Tutorial: Build your first Azure data factory using Azure PowerShell

In this article, you use Azure PowerShell to create your first Azure data factory. To do the tutorial using other tools/SDKs, select one of the options from the drop-down list.

The pipeline in this tutorial has one activity: HDInsight Hive activity. This activity runs a hive script on an Azure HDInsight cluster that transforms input data to produce output data. The pipeline is scheduled to run once a month between the specified start and end times.

Note

The data pipeline in this tutorial transforms input data to produce output data. It does not copy data from a source data store to a destination data store. For a tutorial on how to copy data using Azure Data Factory, see Tutorial: Copy data from Blob Storage to SQL Database.

A pipeline can have more than one activity.

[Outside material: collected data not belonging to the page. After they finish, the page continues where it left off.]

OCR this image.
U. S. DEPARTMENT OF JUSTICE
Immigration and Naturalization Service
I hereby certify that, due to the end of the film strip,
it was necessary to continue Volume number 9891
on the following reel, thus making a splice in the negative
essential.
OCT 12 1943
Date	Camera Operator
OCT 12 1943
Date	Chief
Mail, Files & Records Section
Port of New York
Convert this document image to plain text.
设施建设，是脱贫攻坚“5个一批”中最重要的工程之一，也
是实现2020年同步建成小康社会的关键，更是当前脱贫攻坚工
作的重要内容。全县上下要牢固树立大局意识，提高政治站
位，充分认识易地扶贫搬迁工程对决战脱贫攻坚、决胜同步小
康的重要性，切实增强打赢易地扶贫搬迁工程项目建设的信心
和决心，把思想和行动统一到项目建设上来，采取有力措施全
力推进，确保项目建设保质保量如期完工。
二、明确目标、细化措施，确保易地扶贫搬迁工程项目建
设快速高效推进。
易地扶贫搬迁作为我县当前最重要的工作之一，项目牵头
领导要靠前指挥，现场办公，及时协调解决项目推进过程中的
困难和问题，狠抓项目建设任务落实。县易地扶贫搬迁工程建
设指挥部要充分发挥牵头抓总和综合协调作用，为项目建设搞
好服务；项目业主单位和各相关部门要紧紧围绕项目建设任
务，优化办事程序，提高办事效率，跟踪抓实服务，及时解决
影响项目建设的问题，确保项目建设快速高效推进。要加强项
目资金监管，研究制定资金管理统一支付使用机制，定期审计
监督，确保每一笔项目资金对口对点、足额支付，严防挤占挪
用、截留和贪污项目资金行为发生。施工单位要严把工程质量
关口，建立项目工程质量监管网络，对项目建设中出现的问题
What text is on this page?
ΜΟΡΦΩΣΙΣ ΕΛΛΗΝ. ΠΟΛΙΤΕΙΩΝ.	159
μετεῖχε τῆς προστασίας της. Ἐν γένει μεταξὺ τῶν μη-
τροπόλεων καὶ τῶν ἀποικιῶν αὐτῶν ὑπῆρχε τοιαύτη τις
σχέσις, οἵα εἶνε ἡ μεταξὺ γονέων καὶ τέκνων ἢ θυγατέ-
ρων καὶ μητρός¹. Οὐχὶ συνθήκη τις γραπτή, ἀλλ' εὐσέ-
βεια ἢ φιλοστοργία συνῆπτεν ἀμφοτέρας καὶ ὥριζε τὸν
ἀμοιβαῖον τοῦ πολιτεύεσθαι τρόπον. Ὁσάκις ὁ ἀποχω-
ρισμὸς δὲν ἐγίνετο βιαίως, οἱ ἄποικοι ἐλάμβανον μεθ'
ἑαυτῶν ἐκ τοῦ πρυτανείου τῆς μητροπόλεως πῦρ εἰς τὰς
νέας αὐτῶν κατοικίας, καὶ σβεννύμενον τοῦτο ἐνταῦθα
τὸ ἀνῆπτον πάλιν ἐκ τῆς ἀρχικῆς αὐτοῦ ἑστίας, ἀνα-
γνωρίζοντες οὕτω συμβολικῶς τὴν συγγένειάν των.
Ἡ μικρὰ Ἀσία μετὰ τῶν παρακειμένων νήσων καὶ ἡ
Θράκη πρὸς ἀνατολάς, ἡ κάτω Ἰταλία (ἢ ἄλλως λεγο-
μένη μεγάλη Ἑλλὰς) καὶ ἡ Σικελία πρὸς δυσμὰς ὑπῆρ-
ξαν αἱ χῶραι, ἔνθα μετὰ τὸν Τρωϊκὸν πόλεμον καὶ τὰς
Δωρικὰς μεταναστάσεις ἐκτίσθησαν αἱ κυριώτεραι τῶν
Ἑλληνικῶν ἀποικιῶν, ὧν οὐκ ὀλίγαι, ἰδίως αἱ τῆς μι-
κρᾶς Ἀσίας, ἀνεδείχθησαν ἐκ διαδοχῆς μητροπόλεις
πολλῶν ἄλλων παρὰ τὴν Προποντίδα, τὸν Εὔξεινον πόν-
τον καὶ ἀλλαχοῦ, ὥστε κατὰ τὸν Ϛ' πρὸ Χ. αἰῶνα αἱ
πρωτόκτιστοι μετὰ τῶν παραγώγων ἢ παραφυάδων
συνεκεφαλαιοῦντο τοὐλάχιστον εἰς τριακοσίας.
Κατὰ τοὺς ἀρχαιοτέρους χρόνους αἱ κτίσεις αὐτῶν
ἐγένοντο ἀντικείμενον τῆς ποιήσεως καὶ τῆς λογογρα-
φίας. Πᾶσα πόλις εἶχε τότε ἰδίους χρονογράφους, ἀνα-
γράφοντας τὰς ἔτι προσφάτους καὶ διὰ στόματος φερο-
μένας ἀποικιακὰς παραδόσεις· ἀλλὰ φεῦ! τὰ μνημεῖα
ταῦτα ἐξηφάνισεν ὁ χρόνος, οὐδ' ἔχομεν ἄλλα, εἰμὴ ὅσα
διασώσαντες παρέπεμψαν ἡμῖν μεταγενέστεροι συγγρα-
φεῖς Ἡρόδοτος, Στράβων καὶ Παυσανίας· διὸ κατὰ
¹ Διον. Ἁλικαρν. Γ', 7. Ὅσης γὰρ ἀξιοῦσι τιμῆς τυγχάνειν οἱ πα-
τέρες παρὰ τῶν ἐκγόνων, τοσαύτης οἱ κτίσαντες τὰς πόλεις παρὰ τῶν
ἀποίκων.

And, you can chain two activities (run one activity after another) by setting the output dataset of one activity as the input dataset of the other activity. For more information, see scheduling and execution in Data Factory.

Prerequisites

Create data factory

In this step, you use Azure PowerShell to create an Azure Data Factory named FirstDataFactoryPSH. A data factory can have one or more pipelines. A pipeline can have one or more activities in it. For example, a Copy Activity to copy data from a source to a destination data store and a HDInsight Hive activity to run a Hive script to transform input data. Let's start with creating the data factory in this step.

  1. Start Azure PowerShell and run the following command. Keep Azure PowerShell open until the end of this tutorial. If you close and reopen, you need to run these commands again.
    • Run the following command and enter the user name and password that you use to sign in to the Azure portal. PowerShell Login-AzureRmAccount
    • Run the following command to view all the subscriptions for this account. PowerShell Get-AzureRmSubscription
    • Run the following command to select the subscription that you want to work with. This subscription should be the same as the one you used in the Azure portal. PowerShell Get-AzureRmSubscription -SubscriptionName <SUBSCRIPTION NAME> | Set-AzureRmContext
  2. Create an Azure resource group named ADFTutorialResourceGroup by running the following command:

    New-AzureRmResourceGroup -Name ADFTutorialResourceGroup  -Location "West US"
    

    Some of the steps in this tutorial assume that you use the resource group named ADFTutorialResourceGroup. If you use a different resource group, you need to use it in place of ADFTutorialResourceGroup in this tutorial.

  3. Run the New-AzureRmDataFactory cmdlet that creates a data factory named FirstDataFactoryPSH.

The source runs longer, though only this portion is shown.